How do you evaluate an individual performance amid a catastrophic collective loss—especially in the heat of the moment, minutes after the game had ended? When it came time for Pittsburgh Steelers head coach Mike Tomlin to talk about the play of his rookie quarterback making his first start, he didn’t have much to say.
“I thought he was highly competitive, but I’m not dissecting it in this way as I stand here right now”, he told reporters during his post-game press conference, via the team’s website, when asked about first-round pick Kenny Pickett. “We got smashed, and that’s the only perspective that I have”.
While Pickett’s offense mustered just three points, coming on the opening drive, there is also the little matter of the defense giving up 38, including seven before Pickett ever got to touch the ball. It was already 31-3 by halftime.
By then, Pickett was 13-for-20 passing for 121 yards with one interception. He finished the game throwing 52 times, meaning that he put the ball in the air 32 times in the final 30 minutes, adding another 181 yards on 21 more completions. But with no points at all. For the entire team.
“It’s his first start, and so you’ve got to write a story, etc., but football is the ultimate team game”, Tomlin opined. “That’s why we all love it so much. That’s why we all respect it so much. And we got smashed as a collective today, so I don’t have a lot of individual analysis”.
Truthfully, I don’t imagine there will be many overly harsh evaluations of Pickett’s first game, because watching it, you can see that he was certainly not the biggest problem. When you lose this badly, the quarterback position is always a part of the problem, but we’ve seen worse performances in victories. The points just didn’t come—two missed field goals didn’t help.

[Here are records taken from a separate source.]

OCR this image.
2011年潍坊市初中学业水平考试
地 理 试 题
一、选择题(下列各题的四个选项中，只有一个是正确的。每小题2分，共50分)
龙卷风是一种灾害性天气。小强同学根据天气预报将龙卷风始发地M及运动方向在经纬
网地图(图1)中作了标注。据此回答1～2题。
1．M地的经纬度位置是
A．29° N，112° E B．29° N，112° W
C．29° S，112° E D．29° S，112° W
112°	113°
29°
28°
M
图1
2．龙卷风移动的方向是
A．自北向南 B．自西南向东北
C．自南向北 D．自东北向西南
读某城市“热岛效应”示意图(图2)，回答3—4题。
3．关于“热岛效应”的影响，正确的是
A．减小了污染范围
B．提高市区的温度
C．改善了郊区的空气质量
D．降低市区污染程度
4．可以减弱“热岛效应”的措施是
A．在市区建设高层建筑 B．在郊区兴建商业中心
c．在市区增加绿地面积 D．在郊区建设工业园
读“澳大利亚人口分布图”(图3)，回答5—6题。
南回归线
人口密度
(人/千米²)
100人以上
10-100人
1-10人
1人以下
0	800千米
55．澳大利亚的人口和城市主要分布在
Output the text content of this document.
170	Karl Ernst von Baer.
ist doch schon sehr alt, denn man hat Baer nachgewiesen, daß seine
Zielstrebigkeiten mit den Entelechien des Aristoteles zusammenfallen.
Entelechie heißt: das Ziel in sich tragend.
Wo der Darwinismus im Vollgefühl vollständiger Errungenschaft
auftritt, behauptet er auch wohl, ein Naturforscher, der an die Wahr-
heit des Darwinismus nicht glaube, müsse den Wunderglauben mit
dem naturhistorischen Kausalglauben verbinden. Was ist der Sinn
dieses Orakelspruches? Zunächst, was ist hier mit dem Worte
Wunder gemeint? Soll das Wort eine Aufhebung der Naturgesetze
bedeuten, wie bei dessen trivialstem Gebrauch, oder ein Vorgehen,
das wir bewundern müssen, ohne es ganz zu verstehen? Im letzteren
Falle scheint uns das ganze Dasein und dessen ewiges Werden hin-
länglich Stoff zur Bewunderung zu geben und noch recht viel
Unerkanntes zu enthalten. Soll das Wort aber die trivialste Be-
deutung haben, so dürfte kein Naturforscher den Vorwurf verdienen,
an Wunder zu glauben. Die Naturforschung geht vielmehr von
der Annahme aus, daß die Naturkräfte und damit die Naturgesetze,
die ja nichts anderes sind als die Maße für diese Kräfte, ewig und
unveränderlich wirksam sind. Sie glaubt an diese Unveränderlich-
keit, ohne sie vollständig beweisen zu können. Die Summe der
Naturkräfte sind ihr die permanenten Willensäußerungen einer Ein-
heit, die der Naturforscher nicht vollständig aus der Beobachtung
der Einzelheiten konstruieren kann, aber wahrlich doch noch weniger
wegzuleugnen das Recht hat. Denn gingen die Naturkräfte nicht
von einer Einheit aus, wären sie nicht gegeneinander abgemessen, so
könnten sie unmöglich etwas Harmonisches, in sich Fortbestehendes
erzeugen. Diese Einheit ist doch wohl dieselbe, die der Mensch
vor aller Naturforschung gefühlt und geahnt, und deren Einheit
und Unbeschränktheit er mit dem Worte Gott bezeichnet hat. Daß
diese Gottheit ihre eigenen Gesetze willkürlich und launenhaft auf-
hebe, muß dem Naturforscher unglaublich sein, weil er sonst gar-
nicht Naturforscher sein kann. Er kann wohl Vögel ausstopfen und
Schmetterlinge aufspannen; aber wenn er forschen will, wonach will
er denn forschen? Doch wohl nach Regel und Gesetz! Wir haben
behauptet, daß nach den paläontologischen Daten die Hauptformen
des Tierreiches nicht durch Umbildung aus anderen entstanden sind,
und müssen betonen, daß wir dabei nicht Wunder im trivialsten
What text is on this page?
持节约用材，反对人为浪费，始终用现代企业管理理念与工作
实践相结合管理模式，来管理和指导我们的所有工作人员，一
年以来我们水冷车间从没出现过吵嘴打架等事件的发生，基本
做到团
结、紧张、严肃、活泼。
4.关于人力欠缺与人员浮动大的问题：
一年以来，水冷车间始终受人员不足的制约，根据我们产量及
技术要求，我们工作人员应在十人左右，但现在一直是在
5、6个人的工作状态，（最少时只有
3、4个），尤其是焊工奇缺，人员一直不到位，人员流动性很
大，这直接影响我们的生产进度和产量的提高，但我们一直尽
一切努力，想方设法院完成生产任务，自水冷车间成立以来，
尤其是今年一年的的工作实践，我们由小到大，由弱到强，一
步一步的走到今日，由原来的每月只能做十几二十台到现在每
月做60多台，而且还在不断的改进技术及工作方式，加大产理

The Steelers actually finished six of their 11 drives on the day well into Bills territory, in field goal range at the 30 or closer. Even if you take a basic field goal as a given, that would translate into 18 points there. But two of those possessions resulted in missed field goals (one was made).
The other three were turnovers on downs, all in the second half, including the opening drive, an eight-play, 48-yard effort spanning over four minutes that stalled just at the cusp of the red zone at the 20-yard line. They were actually on the 17 on second down when Pickett took a sack. He threw two incompletions on third and fourth down.
And as if it weren’t already over by then, it certainly was after that. His first start was a dismal failure, and yet he’s not fielding much of the blame for it. There’s a reason for that—he showed a lot of things to like, and to be encouraged by in the future—but this will be a game he’ll always want to forget and yet will always remember.